In this briefing:
1. Yapi Ve Kredi Bankasi: Inexpensive but Consumer Exposures May Be the Next Shoe to Drop
Key metrics/signals at Yapi Ve Kredi Bankasi As (YKBNK TI) underline positive fundamental momentum and quality-value, embodied in a high PH Score™ despite macro imbalances, asset quality stress, and structural challenges. The bank mostly exceeded its 2018 targets, especially on profitability, efficiency, and non-interest income, though loan growth was reined in as cost of risk and asset quality deteriorated. Improvement was helped by a TL4.1bn rights issue in June, 2018. For 2019, YKBNK targets continued cost-growth below CPI, mid-teen fee income expansion, an NPL ratio <7%, CoR at <300bps, stable liquidity (LDR at 105%), a somewhat surprising pick-up in lending (+15%), and a modestly higher CAR (>15%).
In 2018, the banking sector grew its deposit base and credit portfolios by 19% and 14% YoY. Profitability was high with ROATE at 14%. CAR stood at 16.9%. NPL ratio at 3.8% understates eroding asset quality in the system as a broader definition of loan impairment signals emerging loan quality weakness, capital stress, and difficulties at this stage mainly for large corporate borrowers though we are concerned that this may morph into a broader asset quality imbroglio with the economic slowdown and elevated unemployment. Turkey is though a growth market for finance: mortgages at 4% of GDP and household liabilities/GDP at 16% point to potential. But that growth is best balanced.
Banks have been bearing the brunt of government interventions to bolster the economy for awhile now.

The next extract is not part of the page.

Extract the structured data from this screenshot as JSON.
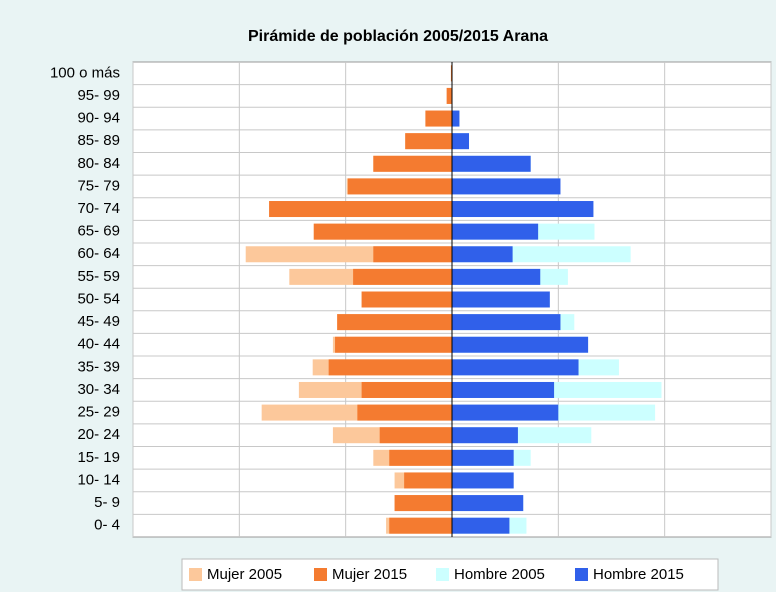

The sizeable expansion of state loan guarantees was the main driver behind the acceleration of bank credit growth (now sharply moderating given elevated lending rates and tighter standards), largely funded externally and with a partially dollarized deposit base, resulting in a deterioration of the gross FX position. In addition, the relaxation of macroprudential measures was a driver of rampant asset growth. Steps have been taken to enhance risk management, report quasi-fiscal operations, including CGF, and limit borrowing in foreign currency. (There is some USD360 bn of non-financial corporate debt, half of which is external). Banks have been active in equity and FI markets of late to plug the gaps caused by capital and asset quality erosion. In Q418, three state banks were subject to what looked like a back-door recapitalisation when the lenders sold TL11bn of subordinated debt, reportedly to a government unemployment fund. Akbank has since boosted its capital base too with a rights issue and a syndicated loan.
Renewed FX volatility arising from policy missteps, such as electoral-induced easing, and a subsequent pass-through to already high cost-push inflation, would deepen the slowdown and destabilize the fragile macro situation. Tight monetary policy (one-week repo rate at 24 per cent), lower global oil prices, weaker domestic demand and a stronger Lira can moderate Inflation towards <15% though high food prices are exerting an upward impact on prices. The current account is stabilizing.
The KOC Group and Unicredit are YKBNK’s main shareholders. Energy, finance, and auto are the main contributors to KOC Group Profit, representing 87% of the bottom line in 2018.
Post rights-issue shares of YKBNK are not unattractively priced, trading on an earnings yield of 30.5%, a P/B of 0.42,and a franchise value of 8% with the tailwinds of a quintile 1 PH Score™. Shares seem to be catching up with peers of late, buoyed by an improved B/S and FY18 results. We are though concerned about further asset quality deterioration as the corporate debt malaise is joined inevitably by greater consumer stress and toxicity. Free Float stands at 18%.